New York City, which passed its own ambitious Green New Deal aimed at aggressive efficiency gains for its biggest buildings, has also seen customer-sited energy storage growth stymied by the Fire Department of New York’s stance on safety for indoor battery installations. Con Edison was forced to postpone its 4-megawatt-hour distributed solar-storage virtual power plant contract with SunPower and Sunverge, after it couldn’t reach agreement with state building officials and FDNY on how to permit its behind-the-meter lithium-ion batteries.
Massachusetts has set increasingly aggressive renewable energy goals in recent years, including last year’s comprehensive energy bill that created new policies driving DER growth in the state.
These include its Clean Peak Standard, to ensure a growing portion of peak-hour electricity comes from clean sources rather than gas peaker plants, as well as the Solar Massachusetts Renewable Target (SMART), which pays solar customers for each kilowatt-hour produced and incentivizes energy storage as part of the mix.
Massachusetts is also emerging as one of the earliest opportunities for DERs to participate in wholesale energy markets, under the groundbreaking efforts of regional grid operator ISO New England. We’ve been tracking some of the industry moves in response to these opportunities, including Sunrun’s 20-megawatt bid in ISO-NE’s forward capacity auction, NEC Energy Solutions’ 20 megawatts of projects for municipal utilities seeking to reduce transmission costs and capacity charges, Stem’s 28 megawatts of projects across the state, and Engie’s move to pay developers up front for dispatch rights to use their batteries in the ISO New England wholesale markets.
Still, Massachusetts has seen its share of challenges in implementing its clean distributed energy vision.
DER developers have complained that the state should get rid of the SMART program’s requirement of a separate meter to credit the batteries included in solar systems, noting that other states have been able to tap existing metrology or smart inverter data to fill the same needs.
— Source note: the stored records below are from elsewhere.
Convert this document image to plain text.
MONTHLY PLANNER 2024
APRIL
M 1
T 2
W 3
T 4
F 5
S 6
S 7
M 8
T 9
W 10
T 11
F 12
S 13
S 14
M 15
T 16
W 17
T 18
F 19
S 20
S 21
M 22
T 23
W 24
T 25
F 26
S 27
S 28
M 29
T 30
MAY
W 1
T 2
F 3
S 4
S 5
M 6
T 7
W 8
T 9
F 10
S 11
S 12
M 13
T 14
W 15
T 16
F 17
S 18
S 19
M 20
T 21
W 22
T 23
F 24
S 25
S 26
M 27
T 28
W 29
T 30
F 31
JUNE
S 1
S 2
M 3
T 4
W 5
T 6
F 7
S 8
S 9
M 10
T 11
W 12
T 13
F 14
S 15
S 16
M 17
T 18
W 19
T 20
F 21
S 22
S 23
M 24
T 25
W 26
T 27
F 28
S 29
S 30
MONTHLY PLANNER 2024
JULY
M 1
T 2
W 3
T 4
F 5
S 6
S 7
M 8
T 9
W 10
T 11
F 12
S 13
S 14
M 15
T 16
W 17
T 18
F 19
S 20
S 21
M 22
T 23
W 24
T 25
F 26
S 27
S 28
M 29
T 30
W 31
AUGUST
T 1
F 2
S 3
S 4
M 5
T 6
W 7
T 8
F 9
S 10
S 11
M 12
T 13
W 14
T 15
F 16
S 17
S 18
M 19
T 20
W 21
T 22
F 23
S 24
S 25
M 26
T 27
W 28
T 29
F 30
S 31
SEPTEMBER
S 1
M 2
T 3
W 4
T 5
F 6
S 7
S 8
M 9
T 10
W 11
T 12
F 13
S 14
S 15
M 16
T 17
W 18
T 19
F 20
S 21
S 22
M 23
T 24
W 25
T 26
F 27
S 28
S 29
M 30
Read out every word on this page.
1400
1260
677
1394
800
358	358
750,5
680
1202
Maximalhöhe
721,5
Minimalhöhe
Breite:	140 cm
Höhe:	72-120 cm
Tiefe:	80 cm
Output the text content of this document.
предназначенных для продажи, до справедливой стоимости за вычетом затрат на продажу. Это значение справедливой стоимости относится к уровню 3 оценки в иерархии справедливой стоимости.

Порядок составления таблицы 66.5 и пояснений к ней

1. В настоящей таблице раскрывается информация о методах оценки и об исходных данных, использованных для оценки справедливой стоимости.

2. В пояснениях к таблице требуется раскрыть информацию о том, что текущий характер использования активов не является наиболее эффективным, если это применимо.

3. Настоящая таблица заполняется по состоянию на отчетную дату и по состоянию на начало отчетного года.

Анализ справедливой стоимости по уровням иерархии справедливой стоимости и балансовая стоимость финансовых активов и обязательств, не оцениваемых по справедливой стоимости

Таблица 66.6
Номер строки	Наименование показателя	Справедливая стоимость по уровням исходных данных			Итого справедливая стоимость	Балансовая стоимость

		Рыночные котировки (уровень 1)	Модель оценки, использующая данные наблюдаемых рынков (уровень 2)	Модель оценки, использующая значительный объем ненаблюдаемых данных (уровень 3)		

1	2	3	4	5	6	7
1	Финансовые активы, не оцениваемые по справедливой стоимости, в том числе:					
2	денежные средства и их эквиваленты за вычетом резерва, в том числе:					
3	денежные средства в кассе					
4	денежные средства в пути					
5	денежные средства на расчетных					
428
Meanwhile, delays in a National Grid transmission grid study are threatening to push many megawatt-scale distributed solar projects past the deadline for receiving federal Investment Tax Credits.
Arizona differs from the rest of our states in that it doesn’t have a 100 perecnt clean energy mandate, at least not yet.
A ballot proposal calling for 100 percent clean energy by 2045 was defeated by voters last year after significant lobbying and advertising from the state’s utilities.
Arizona has been the epitome of anti-rooftop solar utility moves in the past. The Arizona Corporation Commission ended the state’s net metering policies in 2016 in exchange for a set of lower rates for compensating solar exports.
Utilities responded with programs that drew the ire of solar installers — Salt River Project’s demand charge and Arizona Public Service’s time-of-use rates for solar customers among them — but which helped boost the business case for solar-storage systems.
At the same time, APS, which has been adding massive amounts of battery storage to its utility-scale solar portfolio, has also been running some of the country’s most ambitious DER integration projects.
Its Solar Partners Program, launched in 2014, has made APS the first utility in the country to deploy and remotely control advanced inverters at customer solar sites to manage those resources for grid services.
And its pilot project with DER integration technology provider EnergyHub, launched in November, is integrating smart thermostats, water heaters and beind-the-meter storage in an effort to both decrease peak late afternoon and evening demand and actually increase load during midday solar peaks.